Please email for a copy of the syllabus for any of these recent courses.
Introduction to Language and Culture
Lecture course: introduction to linguistic anthropology as the study of meaning produced and shaped in interaction. How do the structure of language a system of oppositions and the necessary conditions of verbal interaction shape the ways meaning happens, changes, and influences institutions, politics, unfolding interaction, and thought?+
Girl Talk: Language & Femininity
First Year Seminar: Women are often described as talking differently than men do, having a different relationship to language than men do. Is this true? If so, how? What are the implications? This interdisciplinary seminar explores the relationship between language and femininity in works of literature, psychology, sociolinguistics, anthropology, feminist sociology and philosophy, literary theory, and popular media including film and music. In addition to investigating these questions across disciplines, we consider them in a wide variety of social contexts. As we do so, we develop techniques of reading and discussion with which to engage both critically and descriptively. As a Barnard First Year Seminar, We are particularly attuned to the ways that the texts we engage make claims about the world, and how our readings of these texts contribute to these forms of world-making.
Cultures & Economies
Seminar: This course traces classic anthropological questions about exchange, property, the division of labor, kinship, and subject/object relations through classic theoretical and ethnographic readings to very new work in the anthropology of finance and global markets. We consider economic activity from four angles, focusing in turn on circulation, currencies, counterfeits, and charity in turn as social forms through which to consider the relationship between the cultural and the economic, and indeed, what “cultures” and “economies” themselves might be.
Language Matters: Language & Materiality
Seminar: Though some have oppose language to the material world, this course foregrounds language’s irreducibly material qualities. Language, in every instance it occurs, is produced and perceived by human bodies. But this is not all! The linguistic sign is material! Language as it appears in signs is manifest in other forms of physical matter — in stuff — including records, online videos, etc., and the specific qualities of these physicalities matter, too!

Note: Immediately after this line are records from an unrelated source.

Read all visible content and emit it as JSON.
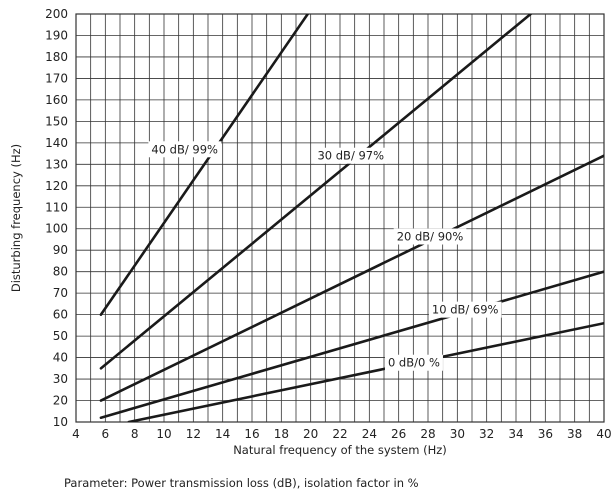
{
  "chart_data": {
    "type": "line",
    "title": "",
    "xlabel": "Natural frequency of the system (Hz)",
    "ylabel": "Disturbing frequency (Hz)",
    "xlim": [
      4,
      40
    ],
    "ylim": [
      10,
      200
    ],
    "xticks": [
      4,
      6,
      8,
      10,
      12,
      14,
      16,
      18,
      20,
      22,
      24,
      26,
      28,
      30,
      32,
      34,
      36,
      38,
      40
    ],
    "yticks": [
      10,
      20,
      30,
      40,
      50,
      60,
      70,
      80,
      90,
      100,
      110,
      120,
      130,
      140,
      150,
      160,
      170,
      180,
      190,
      200
    ],
    "x_minor_step": 1,
    "y_minor_step": 10,
    "grid": true,
    "line_color": "#1a1a1a",
    "grid_color": "#333333",
    "series": [
      {
        "name": "40 dB/ 99%",
        "x": [
          5.7,
          19.8
        ],
        "y": [
          60,
          200
        ]
      },
      {
        "name": "30 dB/ 97%",
        "x": [
          5.7,
          35.0
        ],
        "y": [
          35,
          200
        ]
      },
      {
        "name": "20 dB/ 90%",
        "x": [
          5.7,
          40.0
        ],
        "y": [
          20,
          134
        ]
      },
      {
        "name": "10 dB/ 69%",
        "x": [
          5.7,
          40.0
        ],
        "y": [
          12,
          80
        ]
      },
      {
        "name": "0 dB/0 %",
        "x": [
          7.6,
          40.0
        ],
        "y": [
          10,
          56
        ]
      }
    ]
  },
  "footnote": "Parameter: Power transmission loss (dB), isolation factor in %"
}
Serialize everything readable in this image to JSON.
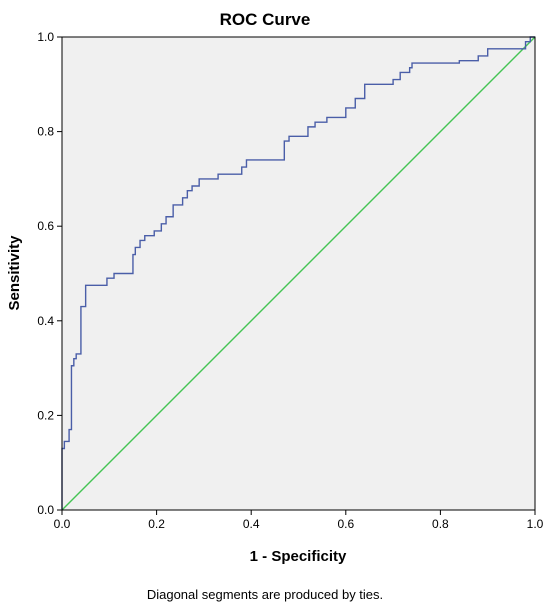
{
  "chart_data": {
    "type": "line",
    "title": "ROC Curve",
    "xlabel": "1 - Specificity",
    "ylabel": "Sensitivity",
    "xlim": [
      0,
      1
    ],
    "ylim": [
      0,
      1
    ],
    "x_ticks": [
      "0.0",
      "0.2",
      "0.4",
      "0.6",
      "0.8",
      "1.0"
    ],
    "y_ticks": [
      "0.0",
      "0.2",
      "0.4",
      "0.6",
      "0.8",
      "1.0"
    ],
    "grid": false,
    "footnote": "Diagonal segments are produced by ties.",
    "colors": {
      "plot_background": "#f0f0f0",
      "roc_line": "#4a5ea8",
      "reference_line": "#44c454",
      "frame": "#000000"
    },
    "series": [
      {
        "style": "step",
        "x": [
          0.0,
          0.0,
          0.005,
          0.005,
          0.015,
          0.015,
          0.02,
          0.02,
          0.025,
          0.025,
          0.03,
          0.03,
          0.04,
          0.04,
          0.05,
          0.05,
          0.095,
          0.095,
          0.11,
          0.11,
          0.15,
          0.15,
          0.155,
          0.155,
          0.165,
          0.165,
          0.175,
          0.175,
          0.195,
          0.195,
          0.21,
          0.21,
          0.22,
          0.22,
          0.235,
          0.235,
          0.255,
          0.255,
          0.265,
          0.265,
          0.275,
          0.275,
          0.29,
          0.29,
          0.33,
          0.33,
          0.38,
          0.38,
          0.39,
          0.39,
          0.47,
          0.47,
          0.48,
          0.48,
          0.52,
          0.52,
          0.535,
          0.535,
          0.56,
          0.56,
          0.6,
          0.6,
          0.62,
          0.62,
          0.64,
          0.64,
          0.7,
          0.7,
          0.715,
          0.715,
          0.735,
          0.735,
          0.74,
          0.74,
          0.84,
          0.84,
          0.88,
          0.88,
          0.9,
          0.9,
          0.98,
          0.98,
          0.99,
          0.99,
          1.0,
          1.0
        ],
        "y": [
          0.0,
          0.13,
          0.13,
          0.145,
          0.145,
          0.17,
          0.17,
          0.305,
          0.305,
          0.32,
          0.32,
          0.33,
          0.33,
          0.43,
          0.43,
          0.475,
          0.475,
          0.49,
          0.49,
          0.5,
          0.5,
          0.54,
          0.54,
          0.555,
          0.555,
          0.57,
          0.57,
          0.58,
          0.58,
          0.59,
          0.59,
          0.605,
          0.605,
          0.62,
          0.62,
          0.645,
          0.645,
          0.66,
          0.66,
          0.675,
          0.675,
          0.685,
          0.685,
          0.7,
          0.7,
          0.71,
          0.71,
          0.725,
          0.725,
          0.74,
          0.74,
          0.78,
          0.78,
          0.79,
          0.79,
          0.81,
          0.81,
          0.82,
          0.82,
          0.83,
          0.83,
          0.85,
          0.85,
          0.87,
          0.87,
          0.9,
          0.9,
          0.91,
          0.91,
          0.925,
          0.925,
          0.935,
          0.935,
          0.945,
          0.945,
          0.95,
          0.95,
          0.96,
          0.96,
          0.975,
          0.975,
          0.99,
          0.99,
          1.0,
          1.0,
          1.0
        ]
      },
      {
        "style": "reference",
        "x": [
          0,
          1
        ],
        "y": [
          0,
          1
        ]
      }
    ]
  }
}
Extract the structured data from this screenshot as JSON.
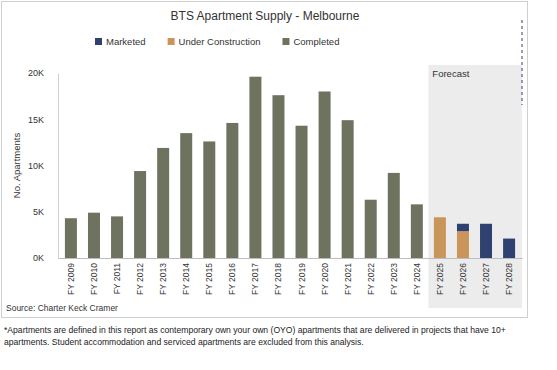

African Cultural Production
Seminar: an introduction to contemporary African art and popular culture, and methods for studying high art and popular culture ethnographically. As we encounter this new work, we will locate it in its local and international contexts of production, circulation, and consumption, reading both local criticism and ethnographies of art markets and modes of consumption in which this work is implicated, both on and off the continent. Students are encouraged to pursue their own thematic, regional, and/or medium-specific interests in the preparation of the culminating project: a curated online exhibit accompanying a written commentary.
Image: Malik Sidibe, “Vues de dos.” (‘views from behind’) 2003. Jack Shainman Gallery.
On the Power of Words, Jokes, & Gestures (@The New School)
Seminar: This class investigates language — more specifically moments of interaction mediated by language — as sites in which people encounter and engage with larger social forces. Through both readings and original ethnographic exercises we learn how it is that words, jokes, and gestures are themselves instruments of social power.
Language & Gender (@The New School)
Seminar: This course explores the many articulations of language and gender as systems of classification and meaning emergent in interaction. Readings from anthropology, philosophy, and literary criticism.
Gender, Sexuality, Kinship (@CUNY Guttman Community College)
Seminar: This introductory level course in anthropology presents the gendered body as, with apologies to Simone de Beauvoir, “not a thing, but a situation.” Reading accounts of people in Tokyo, Papua New Guinea, the Sahara, New York City, Regency England, and elsewhere, we attempt to define ‘gender,’ ‘sex,’ and ‘the family.’ We end by trying to work out how it is, really, that babies are made.
Image: From JeongMee Yoon’s The Pink and Blue Project.
World Cultures: Africa (@NYU SPS DAUS)
Hybrid: This survey course introduces students to the study of contemporary African culture and politics through popular, scholarly, literary and journalistic work produced both on and off the continent.